You haven't said what OS or shell you're using. If you want to try this on a Solaris/SunOS system, change awk to /usr/xpg4/bin/awk , /usr/xpg6/bin/awk , or nawk .
Sorry for my late reply. I am not very sure about what you meant by File[12]. Please see below.

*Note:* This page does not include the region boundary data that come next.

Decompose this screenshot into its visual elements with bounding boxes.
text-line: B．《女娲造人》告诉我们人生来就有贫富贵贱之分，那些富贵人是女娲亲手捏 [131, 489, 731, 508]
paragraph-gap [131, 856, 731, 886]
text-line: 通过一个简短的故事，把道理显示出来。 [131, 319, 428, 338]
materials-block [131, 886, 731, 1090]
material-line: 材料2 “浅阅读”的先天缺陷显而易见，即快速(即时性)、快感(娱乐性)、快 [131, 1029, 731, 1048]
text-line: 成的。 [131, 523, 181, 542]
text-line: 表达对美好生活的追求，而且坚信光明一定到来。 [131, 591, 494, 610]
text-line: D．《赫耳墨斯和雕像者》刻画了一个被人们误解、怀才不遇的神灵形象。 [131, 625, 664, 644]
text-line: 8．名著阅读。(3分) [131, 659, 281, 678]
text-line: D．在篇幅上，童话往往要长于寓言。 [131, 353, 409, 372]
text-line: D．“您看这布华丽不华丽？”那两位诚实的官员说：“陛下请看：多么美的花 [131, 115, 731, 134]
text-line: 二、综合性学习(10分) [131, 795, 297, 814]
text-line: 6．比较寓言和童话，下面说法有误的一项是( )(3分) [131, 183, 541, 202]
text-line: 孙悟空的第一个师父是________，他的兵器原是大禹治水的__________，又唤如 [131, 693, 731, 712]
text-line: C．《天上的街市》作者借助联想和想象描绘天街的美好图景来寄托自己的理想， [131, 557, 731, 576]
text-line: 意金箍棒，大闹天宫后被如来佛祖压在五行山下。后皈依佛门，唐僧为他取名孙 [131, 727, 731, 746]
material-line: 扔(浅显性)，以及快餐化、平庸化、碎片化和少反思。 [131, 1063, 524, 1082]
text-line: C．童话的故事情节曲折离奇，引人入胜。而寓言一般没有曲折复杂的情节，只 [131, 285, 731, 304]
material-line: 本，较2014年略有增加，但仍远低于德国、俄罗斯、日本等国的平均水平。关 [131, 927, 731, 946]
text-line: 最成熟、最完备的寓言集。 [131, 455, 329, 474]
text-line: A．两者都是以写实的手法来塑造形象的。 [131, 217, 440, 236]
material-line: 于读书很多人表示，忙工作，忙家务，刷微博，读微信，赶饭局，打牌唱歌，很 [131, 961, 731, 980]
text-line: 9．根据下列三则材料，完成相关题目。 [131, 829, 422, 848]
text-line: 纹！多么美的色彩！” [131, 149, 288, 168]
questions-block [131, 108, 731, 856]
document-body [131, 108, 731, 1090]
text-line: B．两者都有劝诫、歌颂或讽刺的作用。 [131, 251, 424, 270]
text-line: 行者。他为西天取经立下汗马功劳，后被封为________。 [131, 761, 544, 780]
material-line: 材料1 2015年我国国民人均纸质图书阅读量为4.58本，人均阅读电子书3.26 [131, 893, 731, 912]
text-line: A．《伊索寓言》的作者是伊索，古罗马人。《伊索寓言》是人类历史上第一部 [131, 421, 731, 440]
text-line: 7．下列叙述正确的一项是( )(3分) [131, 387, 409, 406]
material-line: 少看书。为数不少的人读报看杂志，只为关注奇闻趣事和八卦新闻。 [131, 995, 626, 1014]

head -5 File1[12] | od -bc
0000000 143 157 156 164 151 147 055 061 060 060 137 063 063 061 065 066
c o n t i g - 1 0 0 _ 3 3 1 5 6
0000020 061 040 066 012 143 157 156 164 151 147 055 061 060 060 137 063
1 6 \n c o n t i g - 1 0 0 _ 3
0000040 070 064 061 062 061 040 066 012 143 157 156 164 151 147 055 061
8 4 1 2 1 6 \n c o n t i g - 1
0000060 060 060 137 063 067 066 070 066 071 040 071 067 012 143 157 156
0 0 _ 3 7 6 8 6 9 9 7 \n c o n
0000100 164 151 147 055 061 060 060 137 064 063 070 061 067 061 040 061
t i g - 1 0 0 _ 4 3 8 1 7 1 1
0000120 063 012 143 157 156 164 151 147 055 061 060 060 137 062 066 071
3 \n c o n t i g - 1 0 0 _ 2 6 9
0000140 066 061 067 040 062 066 062 012
6 1 7 2 6 2 \n
head -5 File2[12] | od -bc
0000000 143 157 156 164 151 147 055 061 060 060 137 062 060 062 066 011
c o n t i g - 1 0 0 _ 2 0 2 6 \t
0000020 042 162 157 157 164 042 012 143 157 156 164 151 147 055 061 060
" r o o t " \n c o n t i g - 1 0
0000040 060 137 063 063 060 064 011 042 162 157 157 164 042 012 143 157
0 _ 3 3 0 4 \t " r o o t " \n c o
0000060 156 164 151 147 055 061 060 060 137 065 061 064 065 011 042 162
n t i g - 1 0 0 _ 5 1 4 5 \t " r
0000100 157 157 164 042 012 143 157 156 164 151 147 055 061 060 060 137
o o t " \n c o n t i g - 1 0 0 _
0000120 070 060 065 060 011 042 162 157 157 164 042 012 143 157 156 164
8 0 5 0 \t " r o o t " \n c o n t
0000140 151 147 055 061 060 060 137 070 064 066 071 011 042 162 157 157
i g - 1 0 0 _ 8 4 6 9 \t " r o o
0000160 164 042 012
t " \n
head -5 output[12] | od -bc
0000000 143 157 156 164 151 147 055 061 060 060 137 063 063 061 065 066
c o n t i g - 1 0 0 _ 3 3 1 5 6
0000020 061 040 066 040 116 101 012 143 157 156 164 151 147 055 061 060
1 6 N A \n c o n t i g - 1 0
0000040 060 137 063 070 064 061 062 061 040 066 040 116 101 012 143 157
0 _ 3 8 4 1 2 1 6 N A \n c o
0000060 156 164 151 147 055 061 060 060 137 063 067 066 070 066 071 040
n t i g - 1 0 0 _ 3 7 6 8 6 9
0000100 071 067 040 116 101 012 143 157 156 164 151 147 055 061 060 060
9 7 N A \n c o n t i g - 1 0 0
0000120 137 064 063 070 061 067 061 040 061 063 040 116 101 012 143 157
_ 4 3 8 1 7 1 1 3 N A \n c o
0000140 156 164 151 147 055 061 060 060 137 062 066 071 066 061 067 040
n t i g - 1 0 0 _ 2 6 9 6 1 7
0000160 062 066 062 040 116 101 012
2 6 2 N A \n
---------- Post updated at 10:29 AM ---------- Previous update was at 10:26 AM ----------
Dear RudiC,
Your command worked great like I said. But when I tried your script with small sized datasets (1-5 M), it worked fine. But it didn't work well on the bigger sized datasets (6 - 10 M). Do you have any suggestion on this? Any advice would be greatly appreciated.